Quando falamos em fiança, uma questão muito comum é a destinação deste valor. Primeiramente, é importante mencionar que a fiança além de poder ser paga em dinheiro, também pode ser paga em objetos e, ambos serão depositados em juízo. Mas, com o fim do processo, e havendo absolvição definitiva do réu, o dinheiro ou objeto depositado como fiança lhe será devolvido.

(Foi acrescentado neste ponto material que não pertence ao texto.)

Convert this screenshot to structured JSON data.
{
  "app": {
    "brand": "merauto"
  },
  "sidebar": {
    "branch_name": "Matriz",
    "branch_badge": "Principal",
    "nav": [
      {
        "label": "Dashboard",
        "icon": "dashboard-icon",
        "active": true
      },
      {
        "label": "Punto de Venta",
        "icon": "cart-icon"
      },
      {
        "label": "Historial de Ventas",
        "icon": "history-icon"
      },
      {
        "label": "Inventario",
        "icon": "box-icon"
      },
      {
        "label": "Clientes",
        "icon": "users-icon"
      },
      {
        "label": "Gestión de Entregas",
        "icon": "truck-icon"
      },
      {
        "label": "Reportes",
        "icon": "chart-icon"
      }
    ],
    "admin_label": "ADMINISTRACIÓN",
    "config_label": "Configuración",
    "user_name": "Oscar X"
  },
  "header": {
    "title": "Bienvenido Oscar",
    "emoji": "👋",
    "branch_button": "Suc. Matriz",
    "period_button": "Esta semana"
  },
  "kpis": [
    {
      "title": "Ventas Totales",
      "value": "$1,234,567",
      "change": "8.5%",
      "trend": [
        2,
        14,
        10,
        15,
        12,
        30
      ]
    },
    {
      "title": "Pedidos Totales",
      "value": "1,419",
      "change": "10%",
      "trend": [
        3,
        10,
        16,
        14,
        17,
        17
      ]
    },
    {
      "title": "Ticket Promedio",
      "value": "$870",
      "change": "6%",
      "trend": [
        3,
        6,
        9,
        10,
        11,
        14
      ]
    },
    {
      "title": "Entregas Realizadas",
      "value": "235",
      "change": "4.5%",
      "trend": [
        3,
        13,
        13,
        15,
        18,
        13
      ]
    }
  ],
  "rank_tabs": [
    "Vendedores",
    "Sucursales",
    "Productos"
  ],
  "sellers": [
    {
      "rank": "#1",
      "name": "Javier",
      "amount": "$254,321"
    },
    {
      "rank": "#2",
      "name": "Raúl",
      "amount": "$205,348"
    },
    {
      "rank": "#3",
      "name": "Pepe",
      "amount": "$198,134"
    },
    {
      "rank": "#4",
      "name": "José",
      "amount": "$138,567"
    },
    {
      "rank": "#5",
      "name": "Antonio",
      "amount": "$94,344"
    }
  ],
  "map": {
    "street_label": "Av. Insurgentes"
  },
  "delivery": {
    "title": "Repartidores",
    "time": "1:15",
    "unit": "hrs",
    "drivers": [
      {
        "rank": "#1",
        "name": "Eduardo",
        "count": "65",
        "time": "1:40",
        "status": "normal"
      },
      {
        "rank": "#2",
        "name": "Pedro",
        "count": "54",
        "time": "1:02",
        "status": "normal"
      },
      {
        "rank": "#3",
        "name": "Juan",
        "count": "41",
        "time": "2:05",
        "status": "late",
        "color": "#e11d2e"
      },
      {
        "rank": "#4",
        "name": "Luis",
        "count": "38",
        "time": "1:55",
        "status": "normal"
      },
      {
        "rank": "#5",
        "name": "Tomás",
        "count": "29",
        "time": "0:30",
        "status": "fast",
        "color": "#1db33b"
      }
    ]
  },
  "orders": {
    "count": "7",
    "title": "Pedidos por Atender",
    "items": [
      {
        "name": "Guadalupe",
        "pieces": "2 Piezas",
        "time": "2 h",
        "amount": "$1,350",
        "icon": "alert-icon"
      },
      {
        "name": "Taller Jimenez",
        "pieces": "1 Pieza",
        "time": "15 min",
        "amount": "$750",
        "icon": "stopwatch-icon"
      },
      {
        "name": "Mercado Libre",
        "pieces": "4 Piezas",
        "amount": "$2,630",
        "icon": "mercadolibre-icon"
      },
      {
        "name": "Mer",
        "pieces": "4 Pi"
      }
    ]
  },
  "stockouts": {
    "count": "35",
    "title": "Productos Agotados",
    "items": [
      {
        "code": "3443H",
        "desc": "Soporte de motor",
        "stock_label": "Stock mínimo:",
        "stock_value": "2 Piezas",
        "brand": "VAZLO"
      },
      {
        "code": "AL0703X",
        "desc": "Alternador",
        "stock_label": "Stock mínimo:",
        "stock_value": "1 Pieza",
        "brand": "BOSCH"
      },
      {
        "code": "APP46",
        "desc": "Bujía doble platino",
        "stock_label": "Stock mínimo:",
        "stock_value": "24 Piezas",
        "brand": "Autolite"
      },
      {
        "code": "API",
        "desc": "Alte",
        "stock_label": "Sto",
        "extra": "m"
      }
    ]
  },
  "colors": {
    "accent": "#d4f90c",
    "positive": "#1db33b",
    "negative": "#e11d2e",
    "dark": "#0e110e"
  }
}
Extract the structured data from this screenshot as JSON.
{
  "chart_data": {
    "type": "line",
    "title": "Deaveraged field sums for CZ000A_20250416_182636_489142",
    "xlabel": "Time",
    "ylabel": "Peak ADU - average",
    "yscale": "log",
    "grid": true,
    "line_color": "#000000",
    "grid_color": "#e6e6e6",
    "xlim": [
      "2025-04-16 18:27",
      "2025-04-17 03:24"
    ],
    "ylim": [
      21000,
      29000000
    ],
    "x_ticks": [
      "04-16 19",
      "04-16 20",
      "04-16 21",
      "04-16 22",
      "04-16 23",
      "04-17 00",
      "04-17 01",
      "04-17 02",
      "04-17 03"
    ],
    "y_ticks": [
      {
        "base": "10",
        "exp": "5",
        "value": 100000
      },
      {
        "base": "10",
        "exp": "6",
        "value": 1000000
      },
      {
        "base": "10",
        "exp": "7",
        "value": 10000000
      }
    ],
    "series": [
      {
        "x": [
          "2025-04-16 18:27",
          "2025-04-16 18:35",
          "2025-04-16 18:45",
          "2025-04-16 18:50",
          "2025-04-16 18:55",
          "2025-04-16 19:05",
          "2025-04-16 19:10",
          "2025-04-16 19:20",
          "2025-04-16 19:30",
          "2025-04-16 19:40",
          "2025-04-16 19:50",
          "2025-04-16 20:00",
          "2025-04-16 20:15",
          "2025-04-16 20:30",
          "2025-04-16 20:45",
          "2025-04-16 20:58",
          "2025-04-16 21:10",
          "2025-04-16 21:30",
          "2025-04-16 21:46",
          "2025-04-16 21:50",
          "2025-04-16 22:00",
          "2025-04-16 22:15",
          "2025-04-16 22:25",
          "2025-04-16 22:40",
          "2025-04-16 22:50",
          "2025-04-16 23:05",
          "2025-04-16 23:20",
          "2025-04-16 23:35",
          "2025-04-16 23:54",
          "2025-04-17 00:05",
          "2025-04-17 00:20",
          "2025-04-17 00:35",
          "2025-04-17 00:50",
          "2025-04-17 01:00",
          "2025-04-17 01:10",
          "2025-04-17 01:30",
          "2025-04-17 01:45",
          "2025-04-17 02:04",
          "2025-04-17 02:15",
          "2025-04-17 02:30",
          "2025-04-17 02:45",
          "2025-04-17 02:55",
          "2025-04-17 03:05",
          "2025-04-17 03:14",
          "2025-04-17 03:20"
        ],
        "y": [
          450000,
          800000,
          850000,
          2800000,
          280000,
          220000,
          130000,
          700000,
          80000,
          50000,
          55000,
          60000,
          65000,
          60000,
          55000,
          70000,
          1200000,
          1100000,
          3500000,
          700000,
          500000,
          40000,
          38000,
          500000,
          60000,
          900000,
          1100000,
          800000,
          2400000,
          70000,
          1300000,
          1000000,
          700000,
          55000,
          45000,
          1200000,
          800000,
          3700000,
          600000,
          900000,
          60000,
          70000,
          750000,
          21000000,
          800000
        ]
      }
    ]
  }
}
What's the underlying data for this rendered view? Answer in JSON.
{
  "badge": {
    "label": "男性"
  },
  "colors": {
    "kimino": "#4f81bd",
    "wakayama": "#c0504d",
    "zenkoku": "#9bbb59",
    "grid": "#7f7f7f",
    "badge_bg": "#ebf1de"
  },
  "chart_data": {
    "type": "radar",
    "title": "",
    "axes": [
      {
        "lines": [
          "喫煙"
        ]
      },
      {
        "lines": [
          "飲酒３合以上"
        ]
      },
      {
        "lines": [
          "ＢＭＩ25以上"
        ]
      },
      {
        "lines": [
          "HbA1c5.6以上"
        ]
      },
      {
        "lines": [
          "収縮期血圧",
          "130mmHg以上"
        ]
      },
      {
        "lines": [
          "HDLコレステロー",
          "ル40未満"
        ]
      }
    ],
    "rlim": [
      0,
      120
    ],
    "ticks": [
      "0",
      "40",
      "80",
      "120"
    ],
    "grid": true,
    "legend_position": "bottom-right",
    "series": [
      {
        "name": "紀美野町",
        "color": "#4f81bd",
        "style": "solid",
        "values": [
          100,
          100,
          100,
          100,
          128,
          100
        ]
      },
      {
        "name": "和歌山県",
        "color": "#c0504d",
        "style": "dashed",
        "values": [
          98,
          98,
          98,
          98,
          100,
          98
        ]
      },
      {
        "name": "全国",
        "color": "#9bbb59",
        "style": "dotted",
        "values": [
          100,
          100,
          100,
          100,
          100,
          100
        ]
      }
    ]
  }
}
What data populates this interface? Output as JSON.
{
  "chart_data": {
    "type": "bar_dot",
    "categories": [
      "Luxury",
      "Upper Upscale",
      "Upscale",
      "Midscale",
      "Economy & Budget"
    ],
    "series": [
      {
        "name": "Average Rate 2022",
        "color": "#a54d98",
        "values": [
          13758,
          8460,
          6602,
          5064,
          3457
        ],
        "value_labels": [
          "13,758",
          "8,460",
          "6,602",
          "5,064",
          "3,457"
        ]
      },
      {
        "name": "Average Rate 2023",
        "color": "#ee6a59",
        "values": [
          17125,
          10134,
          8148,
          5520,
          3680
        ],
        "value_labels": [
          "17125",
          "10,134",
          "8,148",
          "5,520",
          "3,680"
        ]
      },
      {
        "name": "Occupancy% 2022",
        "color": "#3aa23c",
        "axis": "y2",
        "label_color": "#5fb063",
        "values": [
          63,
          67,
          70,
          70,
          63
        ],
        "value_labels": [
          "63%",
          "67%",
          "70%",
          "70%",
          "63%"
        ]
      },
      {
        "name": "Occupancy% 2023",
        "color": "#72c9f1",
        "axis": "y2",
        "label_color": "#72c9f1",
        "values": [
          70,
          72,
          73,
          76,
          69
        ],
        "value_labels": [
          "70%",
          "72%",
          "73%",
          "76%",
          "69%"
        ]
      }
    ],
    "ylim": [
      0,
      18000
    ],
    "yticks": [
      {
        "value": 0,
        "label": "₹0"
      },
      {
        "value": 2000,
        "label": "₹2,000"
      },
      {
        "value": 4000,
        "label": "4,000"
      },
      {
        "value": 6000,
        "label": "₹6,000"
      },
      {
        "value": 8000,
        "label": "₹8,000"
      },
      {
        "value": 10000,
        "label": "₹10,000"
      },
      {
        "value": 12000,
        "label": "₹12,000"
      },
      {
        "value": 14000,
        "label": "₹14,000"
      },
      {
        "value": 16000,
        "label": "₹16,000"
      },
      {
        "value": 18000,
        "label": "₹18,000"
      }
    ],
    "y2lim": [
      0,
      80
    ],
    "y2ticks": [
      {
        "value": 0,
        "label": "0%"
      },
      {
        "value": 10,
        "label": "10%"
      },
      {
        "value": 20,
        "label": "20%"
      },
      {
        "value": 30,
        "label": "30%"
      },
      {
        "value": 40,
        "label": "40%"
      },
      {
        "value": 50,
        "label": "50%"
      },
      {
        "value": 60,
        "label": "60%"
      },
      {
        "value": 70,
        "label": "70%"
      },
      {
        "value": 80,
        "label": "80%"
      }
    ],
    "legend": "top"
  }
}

Todavia, caso haja condenação definitiva do réu, a fiança será utilizada para pagamento de multa, despesas processuais e indenização e, caso reste alguma importância após o pagamento das questões devidas, ela será devolvida ao condenado.

Além disso, é importante mencionar que, como já dito inicialmente, além do pagamento, o acusado deverá cumprir algumas obrigações. Assim, caso o processo esteja em curso e o acusado cometa alguma irregularidade, a fiança será considerada quebrada, ou seja, anulada. Consideram-se como irregularidades: deixar de comparecer, sem justificativa, para um ato do processo após ser devidamente intimado; praticar qualquer ato de obstrução processual; praticar nova infração penal dolosa (intencionalmente); descumprir medida cautelar imposta juntamente com a fiança ou resistir injustificadamente a uma ordem judicial. De tal modo, havendo alguma destas irregularidades e, consequentemente a quebra da fiança, ocorrerá a perda de metade do valor depositado em juízo e, após serem deduzidas as custas judiciais, o restante será recolhido ao Fundo Penitenciário Nacional. Assim, caberá ao juiz decidir sobre a imposição de outras medidas cautelares e caso seja necessário, a decretação de uma prisão preventiva.

Portanto, temos que a fiança se trata de uma garantia processual, onde em troca de certa importância à autoridade competente, o acusado poderá responder ao processo em liberdade, sendo uma ótima alternativa à prisão desde que cumprida corretamente e, estando preenchidos todos os requisitos para sua concessão.